According to a survey of more than 4,000 consumers by Shopmium, 69 per cent of UK shoppers are buying less items and keeping an eye on what they buy. 

While 55 per cent are switching to lower cost retailers, two thirds (64 per cent) say they’ve switched to cheaper brands, and more than half (58 per cent) to supermarket own labels. 

The survey revealed also that 8 in 10 (77 per cent) of shoppers have already taken action to reduce their grocery spend, with a further 10 per cent planning to cut it down imminently. 

Driving these changes are reductions in household income, with two thirds (63 per cent) of people saying they have less disposable income, increasing to 67 per cent for those on lower-than-average income. 

Shopmium further found a quarter (25 per cent) of consumers don’t plan to eat or drink out at all in the run up to Christmas, while 7 in 10 (68 per cent) plan to do so less than once a week. 

Instead, there’s a rise in households doing a ‘big night in’ with half (47 per cent) of consumers planning a special occasion at home to replace going out, rising to 61 per cent with 25 – 34 year olds. 

“Our survey uncovered very definite changes in grocery shopping habits, as the economic crisis intensifies, and consumers struggle with reductions to disposable income,” head of Shopmium UK, Stuart Sankey said. 

He added: “Now more than ever, UK shoppers need the support of brands and to feel they are helping address the dire situation many consumers have been left in.” 
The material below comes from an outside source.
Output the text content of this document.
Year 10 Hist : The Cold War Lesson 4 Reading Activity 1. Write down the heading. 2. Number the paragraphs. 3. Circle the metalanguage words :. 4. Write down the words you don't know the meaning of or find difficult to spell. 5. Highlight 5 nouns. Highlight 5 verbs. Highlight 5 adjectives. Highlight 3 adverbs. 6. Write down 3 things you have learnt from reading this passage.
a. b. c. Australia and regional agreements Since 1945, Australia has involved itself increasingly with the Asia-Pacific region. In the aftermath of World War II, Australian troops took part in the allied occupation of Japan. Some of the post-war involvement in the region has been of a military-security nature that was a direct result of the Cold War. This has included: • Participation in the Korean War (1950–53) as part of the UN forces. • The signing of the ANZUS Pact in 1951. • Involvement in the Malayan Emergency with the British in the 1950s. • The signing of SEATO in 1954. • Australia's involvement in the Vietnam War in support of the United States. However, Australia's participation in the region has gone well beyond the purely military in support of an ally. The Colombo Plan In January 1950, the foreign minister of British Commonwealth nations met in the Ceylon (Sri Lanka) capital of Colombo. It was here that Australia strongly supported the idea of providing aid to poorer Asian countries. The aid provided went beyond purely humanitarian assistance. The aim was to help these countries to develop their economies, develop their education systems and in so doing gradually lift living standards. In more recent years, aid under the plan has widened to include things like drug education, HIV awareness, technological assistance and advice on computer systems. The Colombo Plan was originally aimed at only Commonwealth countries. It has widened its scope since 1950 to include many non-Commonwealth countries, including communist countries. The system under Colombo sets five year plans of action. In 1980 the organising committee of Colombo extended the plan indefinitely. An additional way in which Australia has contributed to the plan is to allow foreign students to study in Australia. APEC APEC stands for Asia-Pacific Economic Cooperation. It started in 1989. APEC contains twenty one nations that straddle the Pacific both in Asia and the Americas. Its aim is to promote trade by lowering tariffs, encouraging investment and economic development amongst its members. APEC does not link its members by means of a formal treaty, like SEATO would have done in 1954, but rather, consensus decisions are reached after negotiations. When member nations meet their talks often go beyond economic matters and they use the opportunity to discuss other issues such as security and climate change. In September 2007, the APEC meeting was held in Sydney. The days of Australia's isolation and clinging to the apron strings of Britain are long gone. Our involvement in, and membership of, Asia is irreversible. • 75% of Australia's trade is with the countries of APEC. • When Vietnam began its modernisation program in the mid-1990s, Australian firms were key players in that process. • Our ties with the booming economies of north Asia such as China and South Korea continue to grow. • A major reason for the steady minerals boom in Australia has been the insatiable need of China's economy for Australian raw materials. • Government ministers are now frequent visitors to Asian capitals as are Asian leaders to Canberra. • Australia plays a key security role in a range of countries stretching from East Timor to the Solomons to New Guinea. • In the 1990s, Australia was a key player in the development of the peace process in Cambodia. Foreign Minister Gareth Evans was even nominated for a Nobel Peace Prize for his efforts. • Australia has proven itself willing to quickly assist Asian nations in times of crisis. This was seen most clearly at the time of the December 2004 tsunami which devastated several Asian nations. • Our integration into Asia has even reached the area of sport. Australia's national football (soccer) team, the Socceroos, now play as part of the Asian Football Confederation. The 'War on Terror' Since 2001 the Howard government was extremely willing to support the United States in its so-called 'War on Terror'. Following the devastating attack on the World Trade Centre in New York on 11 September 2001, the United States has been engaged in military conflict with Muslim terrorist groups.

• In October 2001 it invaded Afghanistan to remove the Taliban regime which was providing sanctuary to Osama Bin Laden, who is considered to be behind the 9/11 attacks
Sankey continued saying that ensuring price points are as low as possible and offering discounts on the items that consumers most need, such as treats and snacks for a big night in, “will go some way towards supporting customers in financial hardship,” he said. 

“With brand loyalty abandoned and so many consumers switching to cheaper options, grocery brands must take action if they want a place on shopping lists this winter.”